«Джеки»: отрывок из романа Дон Трипп о жизни и трагедии Жаклин Кеннеди
В октябре в издательстве Belles Lettres выходит книга Дон Трипп «Джеки» — в ней писательница рассказывает историю одной из самых знаменитых женщин ХХ века, но не в жанре автобиографии, а в форме романа. Жаклин становится героиней и от первого лица размышляет о своем детстве, о юности в Нью-Йорке и Париже, о жизни в Белом доме, о трагической гибели мужа-президента — и не только. С разрешения издательства публикуем отрывок — в нем Джеки приходит устраиваться на работу в Vogue, а затем встречается с любимым отцом.
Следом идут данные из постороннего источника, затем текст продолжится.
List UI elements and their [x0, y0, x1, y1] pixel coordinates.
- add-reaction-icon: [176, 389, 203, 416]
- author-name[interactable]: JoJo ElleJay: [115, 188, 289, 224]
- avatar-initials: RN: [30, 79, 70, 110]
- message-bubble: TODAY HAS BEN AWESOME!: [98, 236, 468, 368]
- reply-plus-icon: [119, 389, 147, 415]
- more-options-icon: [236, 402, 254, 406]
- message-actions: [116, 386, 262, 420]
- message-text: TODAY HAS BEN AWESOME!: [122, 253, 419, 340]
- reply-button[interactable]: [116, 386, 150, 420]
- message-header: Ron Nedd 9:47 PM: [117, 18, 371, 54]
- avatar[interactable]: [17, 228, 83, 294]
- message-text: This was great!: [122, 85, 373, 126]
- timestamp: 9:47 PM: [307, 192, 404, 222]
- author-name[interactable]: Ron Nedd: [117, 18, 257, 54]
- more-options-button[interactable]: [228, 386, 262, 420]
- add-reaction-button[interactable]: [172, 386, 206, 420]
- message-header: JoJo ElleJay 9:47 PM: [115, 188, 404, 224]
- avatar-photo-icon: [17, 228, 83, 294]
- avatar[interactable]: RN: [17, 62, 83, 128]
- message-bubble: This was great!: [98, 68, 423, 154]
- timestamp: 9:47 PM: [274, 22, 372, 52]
Приемная в редакции Vogue. Высокие потолки, большие окна, сияющие темные полы. Цветы в огромных кадках и светлая мебель из ротанга. Мимо проходят женщины с элегантными укладками, в руках у них блокноты и папки. Две юные секретарши, тонкие и изящные, сидят за не менее изящными чиппендейловскими столами наискосок друг от друга. Одна из них протягивает мне анкету для будущих сотрудников. Я сажусь на диван, чтобы заполнить ее.
Постоянный адрес.
Вписываю адрес Мерривуда, особняка матери и Хьюди в Вирджинии. Можно добавить на полях: «Я всего лишь бедная родственница. Но когда-то у нашей семьи водились деньги».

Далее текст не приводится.